Ultimately, EMC lowered their product service costs to 12 - 15 percent, which resulted in not only millions of dollars of savings for EMC, but much more satisfied and efficient customers. The internal impacts at EMC were noticeable as well. Numerous people in different organizations were affected by the goals tied to decreasing the percentages of DU and DL. The organizational and individual goals were black and white—if they hit their committed targets, they got bonuses. Colborne commented “When you have those kind of incentives hanging over your head as part of your compensation plan, you can guess what kind of focus these projects actually get.”

Measurable Impact

EMC measures customer satisfaction in relation to the TCE program through both internal and external surveys. Since the inception of TCE, the numbers for customer loyalty and satisfaction have markedly increased. Not to mention, when a company creates a more stable, reliable product then the potential for significantly increased sales can be dramatic.

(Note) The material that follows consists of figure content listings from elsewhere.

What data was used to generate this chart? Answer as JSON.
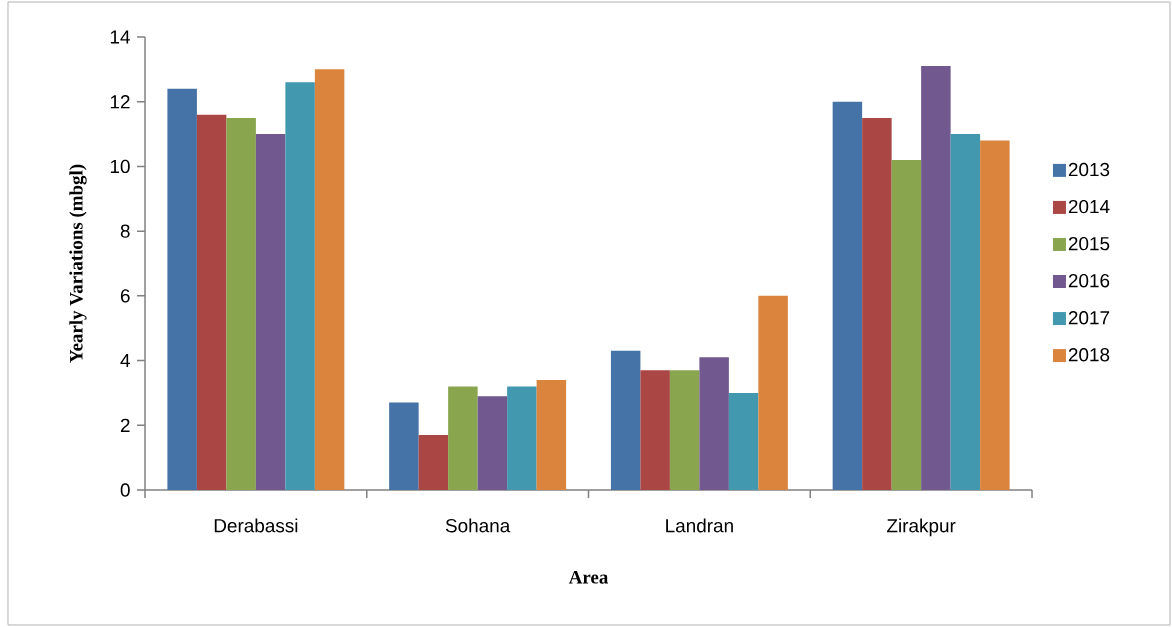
{
  "chart_data": {
    "type": "bar",
    "xlabel": "Area",
    "ylabel": "Yearly Variations (mbgl)",
    "categories": [
      "Derabassi",
      "Sohana",
      "Landran",
      "Zirakpur"
    ],
    "series": [
      {
        "name": "2013",
        "color": "#4572a7",
        "values": [
          12.4,
          2.7,
          4.3,
          12.0
        ]
      },
      {
        "name": "2014",
        "color": "#aa4643",
        "values": [
          11.6,
          1.7,
          3.7,
          11.5
        ]
      },
      {
        "name": "2015",
        "color": "#89a54e",
        "values": [
          11.5,
          3.2,
          3.7,
          10.2
        ]
      },
      {
        "name": "2016",
        "color": "#71588f",
        "values": [
          11.0,
          2.9,
          4.1,
          13.1
        ]
      },
      {
        "name": "2017",
        "color": "#4198af",
        "values": [
          12.6,
          3.2,
          3.0,
          11.0
        ]
      },
      {
        "name": "2018",
        "color": "#db843d",
        "values": [
          13.0,
          3.4,
          6.0,
          10.8
        ]
      }
    ],
    "ylim": [
      0,
      14
    ],
    "yticks": [
      0,
      2,
      4,
      6,
      8,
      10,
      12,
      14
    ],
    "grid": false,
    "legend": "right"
  }
}
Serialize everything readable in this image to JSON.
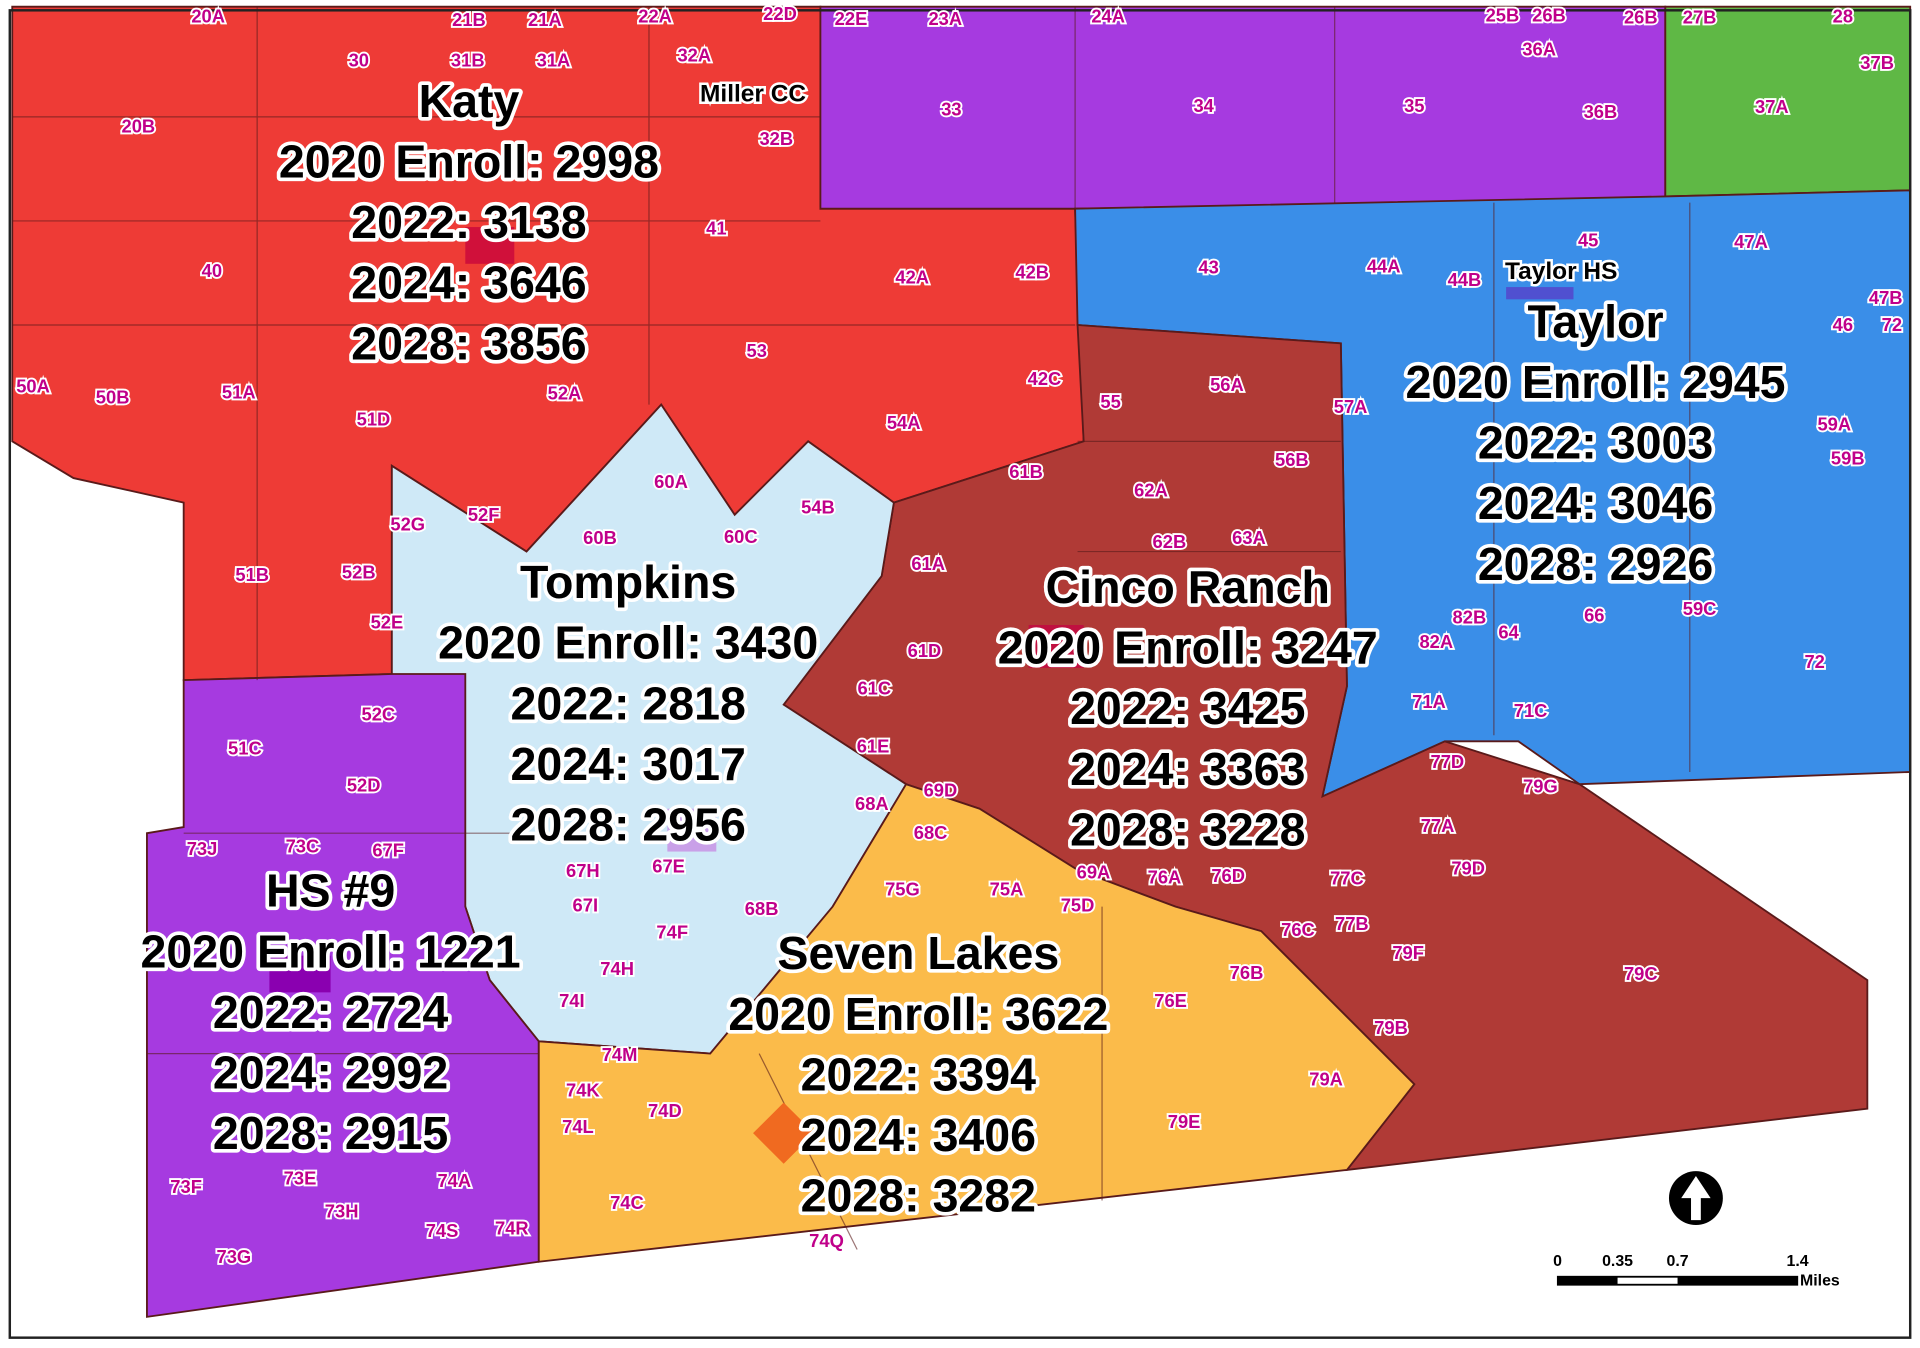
{
  "map": {
    "schools": [
      {
        "name": "Katy",
        "lines": [
          "2020 Enroll: 2998",
          "2022: 3138",
          "2024: 3646",
          "2028: 3856"
        ]
      },
      {
        "name": "Taylor",
        "lines": [
          "2020 Enroll: 2945",
          "2022: 3003",
          "2024: 3046",
          "2028: 2926"
        ]
      },
      {
        "name": "Tompkins",
        "lines": [
          "2020 Enroll: 3430",
          "2022: 2818",
          "2024: 3017",
          "2028: 2956"
        ]
      },
      {
        "name": "Cinco Ranch",
        "lines": [
          "2020 Enroll: 3247",
          "2022: 3425",
          "2024: 3363",
          "2028: 3228"
        ]
      },
      {
        "name": "HS #9",
        "lines": [
          "2020 Enroll: 1221",
          "2022: 2724",
          "2024: 2992",
          "2028: 2915"
        ]
      },
      {
        "name": "Seven Lakes",
        "lines": [
          "2020 Enroll: 3622",
          "2022: 3394",
          "2024: 3406",
          "2028: 3282"
        ]
      }
    ],
    "facilities": [
      "Miller CC",
      "Taylor HS"
    ],
    "zones": [
      "20A",
      "21B",
      "21A",
      "22A",
      "22D",
      "22E",
      "23A",
      "24A",
      "25B",
      "26B",
      "26B",
      "27B",
      "28",
      "37B",
      "30",
      "31B",
      "31A",
      "32A",
      "33",
      "34",
      "35",
      "36A",
      "36B",
      "37A",
      "20B",
      "32B",
      "41",
      "40",
      "42A",
      "42B",
      "43",
      "44A",
      "44B",
      "45",
      "47A",
      "47B",
      "46",
      "72",
      "53",
      "50A",
      "50B",
      "51A",
      "51D",
      "52A",
      "42C",
      "55",
      "56A",
      "57A",
      "54A",
      "59A",
      "59B",
      "56B",
      "61B",
      "60A",
      "54B",
      "52F",
      "52G",
      "62A",
      "60B",
      "60C",
      "62B",
      "63A",
      "61A",
      "51B",
      "52B",
      "82B",
      "64",
      "66",
      "59C",
      "52E",
      "61D",
      "82A",
      "72",
      "61C",
      "52C",
      "71A",
      "71C",
      "51C",
      "61E",
      "77D",
      "52D",
      "79G",
      "69D",
      "68A",
      "68C",
      "77A",
      "73J",
      "73C",
      "67F",
      "69A",
      "76A",
      "76D",
      "79D",
      "75G",
      "75A",
      "75D",
      "77C",
      "67H",
      "67E",
      "67I",
      "68B",
      "76C",
      "77B",
      "74F",
      "74H",
      "79F",
      "79C",
      "76B",
      "74I",
      "76E",
      "79B",
      "74M",
      "79A",
      "74K",
      "74D",
      "74L",
      "79E",
      "73F",
      "73E",
      "74A",
      "73H",
      "74C",
      "74S",
      "74R",
      "74Q",
      "73G"
    ],
    "scale_bar": {
      "ticks": [
        "0",
        "0.35",
        "0.7",
        "1.4"
      ],
      "unit": "Miles"
    }
  }
}
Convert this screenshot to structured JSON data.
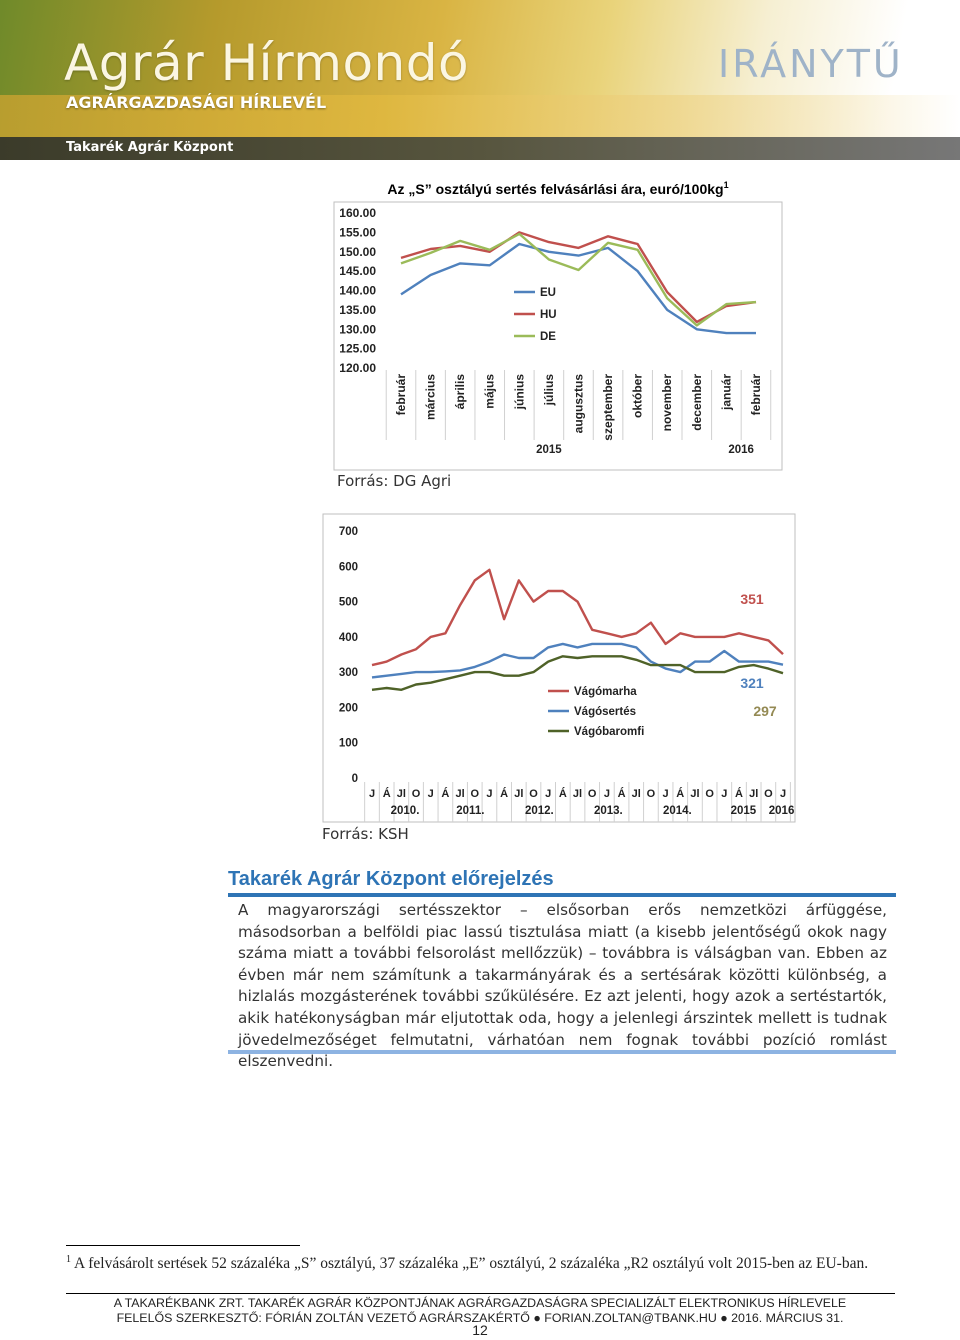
{
  "header": {
    "title": "Agrár Hírmondó",
    "subtitle": "AGRÁRGAZDASÁGI HÍRLEVÉL",
    "org": "Takarék Agrár Központ",
    "brand": "IRÁNYTŰ"
  },
  "chart_data": [
    {
      "type": "line",
      "title": "Az „S” osztályú sertés felvásárlási ára, euró/100kg",
      "title_sup": "1",
      "categories": [
        "február",
        "március",
        "április",
        "május",
        "június",
        "július",
        "augusztus",
        "szeptember",
        "október",
        "november",
        "december",
        "január",
        "február"
      ],
      "group_labels": [
        "2015",
        "2016"
      ],
      "series": [
        {
          "name": "EU",
          "color": "#4f81bd",
          "values": [
            139,
            144,
            147,
            146.5,
            152,
            150,
            149,
            151,
            145,
            135,
            130,
            129,
            129
          ]
        },
        {
          "name": "HU",
          "color": "#c0504d",
          "values": [
            148.4,
            150.7,
            151.5,
            150,
            155,
            152.5,
            151,
            154,
            152,
            139.6,
            131.9,
            136,
            137
          ]
        },
        {
          "name": "DE",
          "color": "#9bbb59",
          "values": [
            147,
            149.7,
            152.8,
            150.5,
            154.6,
            148,
            145.3,
            152.3,
            150.5,
            138,
            131,
            136.5,
            137
          ]
        }
      ],
      "ylim": [
        120,
        160
      ],
      "yticks": [
        {
          "value": 120,
          "label": "120.00"
        },
        {
          "value": 125,
          "label": "125.00"
        },
        {
          "value": 130,
          "label": "130.00"
        },
        {
          "value": 135,
          "label": "135.00"
        },
        {
          "value": 140,
          "label": "140.00"
        },
        {
          "value": 145,
          "label": "145.00"
        },
        {
          "value": 150,
          "label": "150.00"
        },
        {
          "value": 155,
          "label": "155.00"
        },
        {
          "value": 160,
          "label": "160.00"
        }
      ],
      "source": "Forrás: DG Agri"
    },
    {
      "type": "line",
      "categories": [
        "J",
        "Á",
        "Jl",
        "O",
        "J",
        "Á",
        "Jl",
        "O",
        "J",
        "Á",
        "Jl",
        "O",
        "J",
        "Á",
        "Jl",
        "O",
        "J",
        "Á",
        "Jl",
        "O",
        "J",
        "Á",
        "Jl",
        "O",
        "J",
        "Á",
        "Jl",
        "O",
        "J"
      ],
      "group_labels": [
        "2010.",
        "2011.",
        "2012.",
        "2013.",
        "2014.",
        "2015",
        "2016"
      ],
      "series": [
        {
          "name": "Vágómarha",
          "color": "#c0504d",
          "values": [
            320,
            330,
            350,
            365,
            400,
            410,
            490,
            560,
            590,
            450,
            560,
            500,
            530,
            530,
            500,
            420,
            410,
            400,
            410,
            440,
            380,
            410,
            400,
            400,
            400,
            410,
            400,
            390,
            351
          ]
        },
        {
          "name": "Vágósertés",
          "color": "#4f81bd",
          "values": [
            285,
            290,
            295,
            300,
            300,
            302,
            305,
            315,
            330,
            350,
            340,
            340,
            370,
            380,
            370,
            380,
            380,
            380,
            370,
            330,
            310,
            300,
            330,
            330,
            360,
            330,
            330,
            330,
            321
          ]
        },
        {
          "name": "Vágóbaromfi",
          "color": "#4f6228",
          "values": [
            250,
            255,
            250,
            265,
            270,
            280,
            290,
            300,
            300,
            290,
            290,
            300,
            330,
            345,
            340,
            345,
            345,
            345,
            335,
            320,
            320,
            320,
            300,
            300,
            300,
            315,
            320,
            310,
            297
          ]
        }
      ],
      "annotations": [
        {
          "text": "351",
          "color": "#c0504d"
        },
        {
          "text": "321",
          "color": "#4f81bd"
        },
        {
          "text": "297",
          "color": "#948a54"
        }
      ],
      "ylim": [
        0,
        700
      ],
      "yticks": [
        0,
        100,
        200,
        300,
        400,
        500,
        600,
        700
      ],
      "source": "Forrás: KSH"
    }
  ],
  "section": {
    "title": "Takarék Agrár Központ előrejelzés",
    "text": "A magyarországi sertésszektor – elsősorban erős nemzetközi árfüggése, másodsorban a belföldi piac lassú tisztulása miatt (a kisebb jelentőségű okok nagy száma miatt a további felsorolást mellőzzük) – továbbra is válságban van. Ebben az évben már nem számítunk a takarmányárak és a sertésárak közötti különbség, a hizlalás mozgásterének további szűkülésére. Ez azt jelenti, hogy azok a sertéstartók, akik hatékonyságban már eljutottak oda, hogy a jelenlegi árszintek mellett is tudnak jövedelmezőséget felmutatni, várhatóan nem fognak további pozíció romlást elszenvedni."
  },
  "footnote": {
    "mark": "1",
    "text": "A felvásárolt sertések 52 százaléka „S” osztályú, 37 százaléka „E” osztályú, 2 százaléka „R2 osztályú volt 2015-ben az EU-ban."
  },
  "footer": {
    "lines": [
      "A TAKARÉKBANK ZRT. TAKARÉK AGRÁR KÖZPONTJÁNAK AGRÁRGAZDASÁGRA SPECIALIZÁLT ELEKTRONIKUS HÍRLEVELE",
      "FELELŐS SZERKESZTŐ: FÓRIÁN ZOLTÁN VEZETŐ AGRÁRSZAKÉRTŐ ● FORIAN.ZOLTAN@TBANK.HU ● 2016. MÁRCIUS 31."
    ],
    "page": "12"
  }
}
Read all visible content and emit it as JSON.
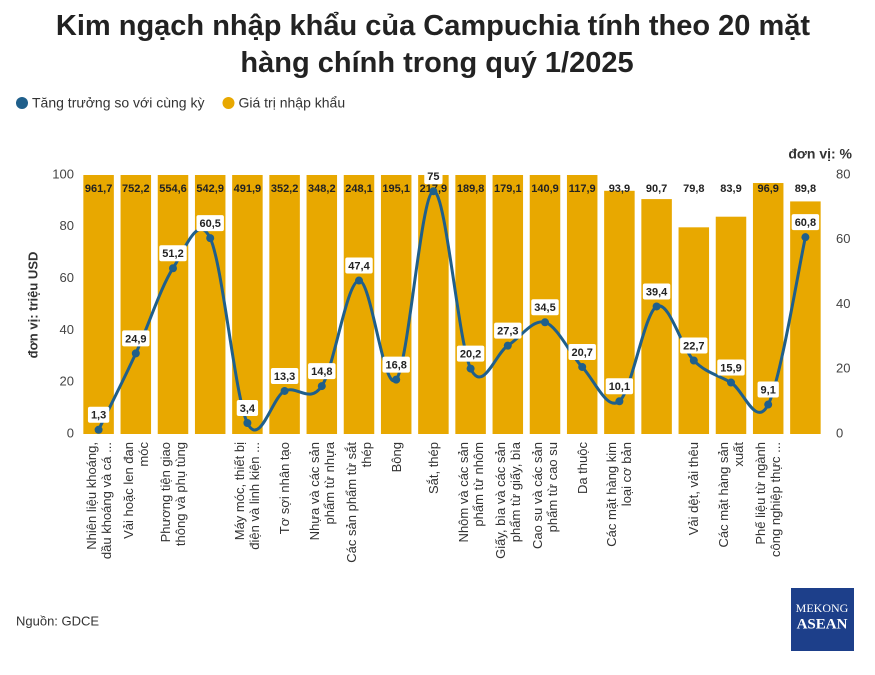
{
  "chart_data": {
    "type": "bar-line",
    "title": "Kim ngạch nhập khẩu của Campuchia tính theo 20 mặt hàng chính trong quý 1/2025",
    "ylabel": "đơn vị: triệu USD",
    "y2label": "đơn vị: %",
    "source": "Nguồn: GDCE",
    "logo": {
      "top": "MEKONG",
      "bottom": "ASEAN"
    },
    "categories": [
      "Nhiên liệu khoáng,\ndầu khoáng và cá ...",
      "Vải hoặc len đan\nmóc",
      "Phương tiện giao\nthông và phụ tùng",
      null,
      "Máy móc, thiết bị\nđiện và linh kiện ...",
      "Tơ sợi nhân tạo",
      "Nhựa và các sản\nphẩm từ nhựa",
      "Các sản phẩm từ sắt\nthép",
      "Bông",
      "Sắt, thép",
      "Nhôm và các sản\nphẩm từ nhôm",
      "Giấy, bìa và các sản\nphẩm từ giấy, bìa",
      "Cao su và các sản\nphẩm từ cao su",
      "Da thuộc",
      "Các mặt hàng kim\nloại cơ bản",
      null,
      "Vải dệt, vải thêu",
      "Các mặt hàng sản\nxuất",
      "Phế liệu từ ngành\ncông nghiệp thực ...",
      null
    ],
    "series": [
      {
        "name": "Tăng trưởng so với cùng kỳ",
        "type": "line",
        "axis": "y2",
        "color": "#1f5f8b",
        "values": [
          1.3,
          24.9,
          51.2,
          60.5,
          3.4,
          13.3,
          14.8,
          47.4,
          16.8,
          75,
          20.2,
          27.3,
          34.5,
          20.7,
          10.1,
          39.4,
          22.7,
          15.9,
          9.1,
          60.8
        ],
        "value_labels": [
          "1,3",
          "24,9",
          "51,2",
          "60,5",
          "3,4",
          "13,3",
          "14,8",
          "47,4",
          "16,8",
          "75",
          "20,2",
          "27,3",
          "34,5",
          "20,7",
          "10,1",
          "39,4",
          "22,7",
          "15,9",
          "9,1",
          "60,8"
        ]
      },
      {
        "name": "Giá trị nhập khẩu",
        "type": "bar",
        "color": "#e8a800",
        "values": [
          961.7,
          752.2,
          554.6,
          542.9,
          491.9,
          352.2,
          348.2,
          248.1,
          195.1,
          217.9,
          189.8,
          179.1,
          140.9,
          117.9,
          93.9,
          90.7,
          79.8,
          83.9,
          96.9,
          89.8
        ],
        "value_labels": [
          "961,7",
          "752,2",
          "554,6",
          "542,9",
          "491,9",
          "352,2",
          "348,2",
          "248,1",
          "195,1",
          "217,9",
          "189,8",
          "179,1",
          "140,9",
          "117,9",
          "93,9",
          "90,7",
          "79,8",
          "83,9",
          "96,9",
          "89,8"
        ]
      }
    ],
    "ylim": [
      0,
      100
    ],
    "yticks": [
      0,
      20,
      40,
      60,
      80,
      100
    ],
    "y2lim": [
      0,
      80
    ],
    "y2ticks": [
      0,
      20,
      40,
      60,
      80
    ]
  }
}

For EMC, this became a reality with their Clariion product. Struggling with some initial reliability issues, technical people in the field began a concerted effort to feed information back to the engineering organization. The TCE program inspired a structured collaboration between customer service and design engineering to improve the product based in part on feedback from the field. This resulted in product improvements that significantly stabilized the installed base, and actually was utilized as design criteria for subsequent product releases, which have proven to be many times more reliable.

Additionally, because of the augmented stability of the improved product, it allowed EMC to slow down hiring, utilize lower-cost employees, and off‑shore more functions which didn’t make sense before reliability was improved. Colborne states, “Off-shoring wasn’t a possibility with a less-reliable product because I needed my best and brightest involved.”

Ultimately, customer satisfaction and product reliability—whether it's software, hardware, or networks—is paramount to growing your business and increasing your margins.

Why We Love TCE

EMC’s Total Customer Experience program is a perfect example of “if you build it, they will come”. Very different organizations fell in line under Tucci's directive, and the pay off—in various forms—has been significantly high. The program is ongoing and evolving with EMC’s products, people, and processes. TCE was never designed to be a short-term turn-around project, but a rich program which continues to cultivate customer loyalty and better margins. Every quarter, EMC holds a TCE executive summit where each of the operational disciplines presents what they've done to share goals, meet objectives and benefit the customer in the past quarter. It's a program that has proven to be very successful from a revenue and margin standpoint, as well as creating enhanced customer satisfaction and a better, more collaborative feeling amongst employees.